I have written for The Atlantic magazine a short history of college sports in the United States. It will be released on the web next Tuesday, September 13. For more, see below.

Meanwhile, please excuse my low profile over the past year. I have been burrowed away on several new initiatives. For the long term, I have been researching two projected books based in the Constitutional era of U.S. history, which is a significant and enthralling jump back in time for me.

I have also joined novel experiments to reform the teaching of American history in our schools. Improvement is sorely needed. Students score abysmally low on history and basic civics, in part because schools have been evaluated on test scores limited to math and reading. With textbooks dying out, and inadequate, our goal is to provide teachers with story-based resource material in engaging, digestible units at low cost, or for free. My part so far has been to extract from my civil rights trilogy the most essential narrative lessons for both printed edition and access via the internet. I began the process a reluctant, old-fashioned author but have become an eager convert. The upcoming efforts will be announced in the next few months and launched next year.

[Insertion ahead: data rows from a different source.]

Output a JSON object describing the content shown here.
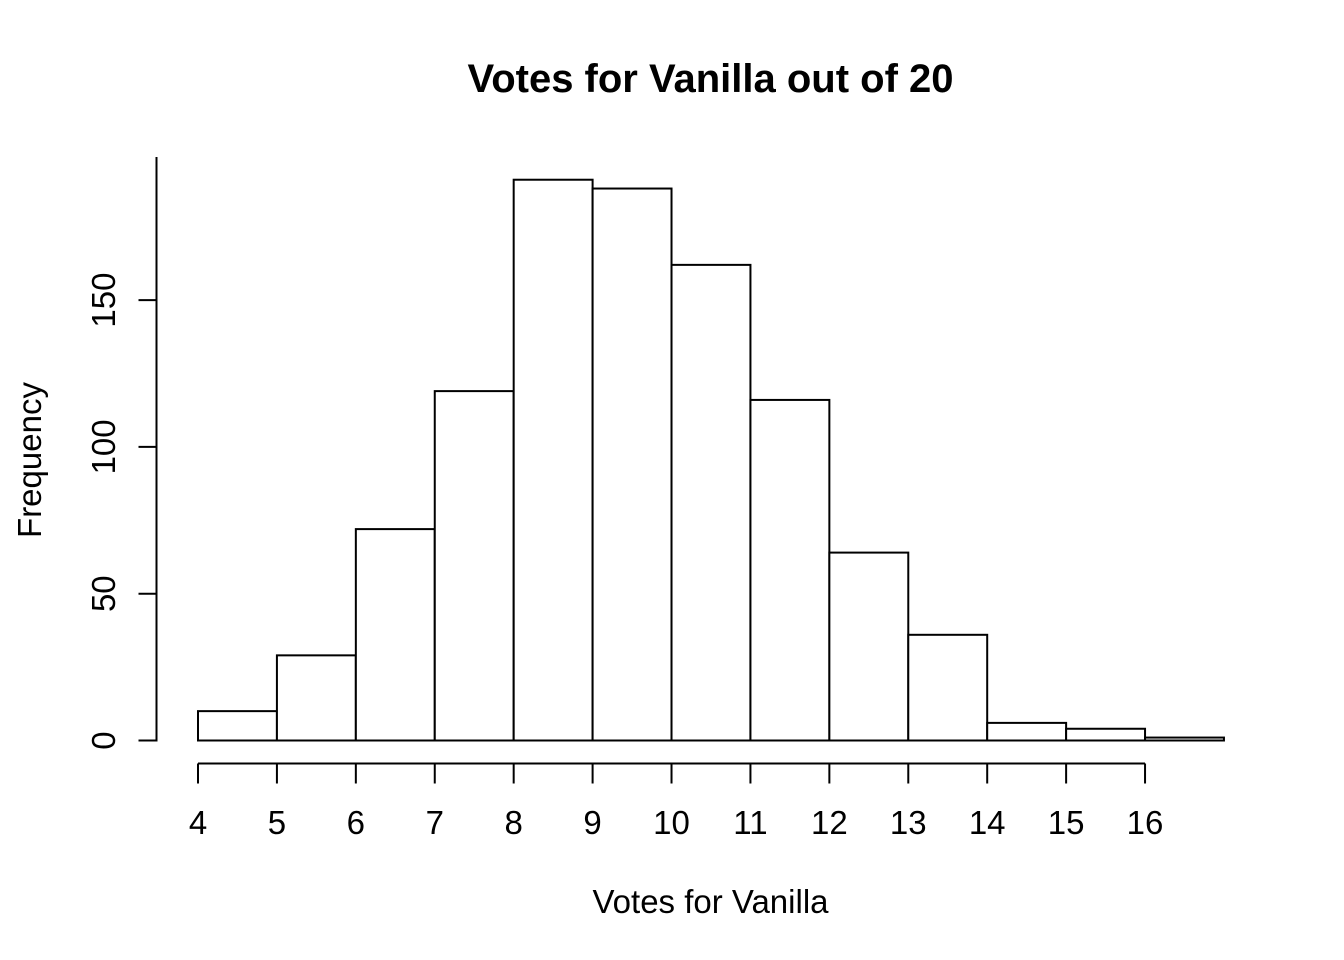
{
  "chart_data": {
    "type": "bar",
    "subtype": "histogram",
    "title": "Votes for Vanilla out of 20",
    "xlabel": "Votes for Vanilla",
    "ylabel": "Frequency",
    "bin_edges": [
      4,
      5,
      6,
      7,
      8,
      9,
      10,
      11,
      12,
      13,
      14,
      15,
      16,
      17
    ],
    "values": [
      10,
      29,
      72,
      119,
      191,
      188,
      162,
      116,
      64,
      36,
      6,
      4,
      1
    ],
    "x_ticks": [
      "4",
      "5",
      "6",
      "7",
      "8",
      "9",
      "10",
      "11",
      "12",
      "13",
      "14",
      "15",
      "16"
    ],
    "x_tick_values": [
      4,
      5,
      6,
      7,
      8,
      9,
      10,
      11,
      12,
      13,
      14,
      15,
      16
    ],
    "y_ticks": [
      "0",
      "50",
      "100",
      "150"
    ],
    "y_tick_values": [
      0,
      50,
      100,
      150
    ],
    "xlim": [
      3.48,
      17.52
    ],
    "ylim": [
      0,
      198.6
    ],
    "grid": false,
    "legend": null,
    "colors": {
      "background": "#ffffff",
      "bar_fill": "#ffffff",
      "bar_border": "#000000",
      "axis": "#000000",
      "text": "#000000"
    }
  }
}
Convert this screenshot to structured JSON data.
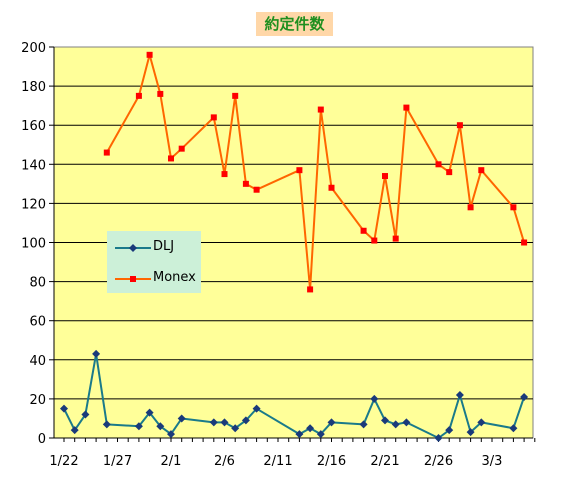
{
  "chart_data": {
    "type": "line",
    "title": "約定件数",
    "x_tick_labels": [
      "1/22",
      "1/27",
      "2/1",
      "2/6",
      "2/11",
      "2/16",
      "2/21",
      "2/26",
      "3/3"
    ],
    "x_unit": "day",
    "xlim": [
      0,
      44
    ],
    "ylim": [
      0,
      200
    ],
    "y_ticks": [
      0,
      20,
      40,
      60,
      80,
      100,
      120,
      140,
      160,
      180,
      200
    ],
    "grid": true,
    "legend": "left-middle",
    "series": [
      {
        "name": "DLJ",
        "color": "#1a7a8a",
        "marker": "diamond",
        "points": [
          [
            0,
            15
          ],
          [
            1,
            4
          ],
          [
            2,
            12
          ],
          [
            3,
            43
          ],
          [
            4,
            7
          ],
          [
            7,
            6
          ],
          [
            8,
            13
          ],
          [
            9,
            6
          ],
          [
            10,
            2
          ],
          [
            11,
            10
          ],
          [
            14,
            8
          ],
          [
            15,
            8
          ],
          [
            16,
            5
          ],
          [
            17,
            9
          ],
          [
            18,
            15
          ],
          [
            22,
            2
          ],
          [
            23,
            5
          ],
          [
            24,
            2
          ],
          [
            25,
            8
          ],
          [
            28,
            7
          ],
          [
            29,
            20
          ],
          [
            30,
            9
          ],
          [
            31,
            7
          ],
          [
            32,
            8
          ],
          [
            35,
            0
          ],
          [
            36,
            4
          ],
          [
            37,
            22
          ],
          [
            38,
            3
          ],
          [
            39,
            8
          ],
          [
            42,
            5
          ],
          [
            43,
            21
          ]
        ]
      },
      {
        "name": "Monex",
        "color": "#ff6600",
        "marker": "square",
        "points": [
          [
            4,
            146
          ],
          [
            7,
            175
          ],
          [
            8,
            196
          ],
          [
            9,
            176
          ],
          [
            10,
            143
          ],
          [
            11,
            148
          ],
          [
            14,
            164
          ],
          [
            15,
            135
          ],
          [
            16,
            175
          ],
          [
            17,
            130
          ],
          [
            18,
            127
          ],
          [
            22,
            137
          ],
          [
            23,
            76
          ],
          [
            24,
            168
          ],
          [
            25,
            128
          ],
          [
            28,
            106
          ],
          [
            29,
            101
          ],
          [
            30,
            134
          ],
          [
            31,
            102
          ],
          [
            32,
            169
          ],
          [
            35,
            140
          ],
          [
            36,
            136
          ],
          [
            37,
            160
          ],
          [
            38,
            118
          ],
          [
            39,
            137
          ],
          [
            42,
            118
          ],
          [
            43,
            100
          ]
        ]
      }
    ]
  }
}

The Atlantic assignment took me, a casual sports fan, into unfamiliar worlds of colliding passion. Many people think big-money sports have corrupted higher education, while others think greedy athletes have corrupted college sports. Instead, I found thoughtless exploitation beneath the NCAA’s Oz-like amateur ideal. It made me an abolitionist, and I hope at least to broaden the scope of debate. I welcome your reaction. Advance tidbits of my argument will be posted daily until Tuesday.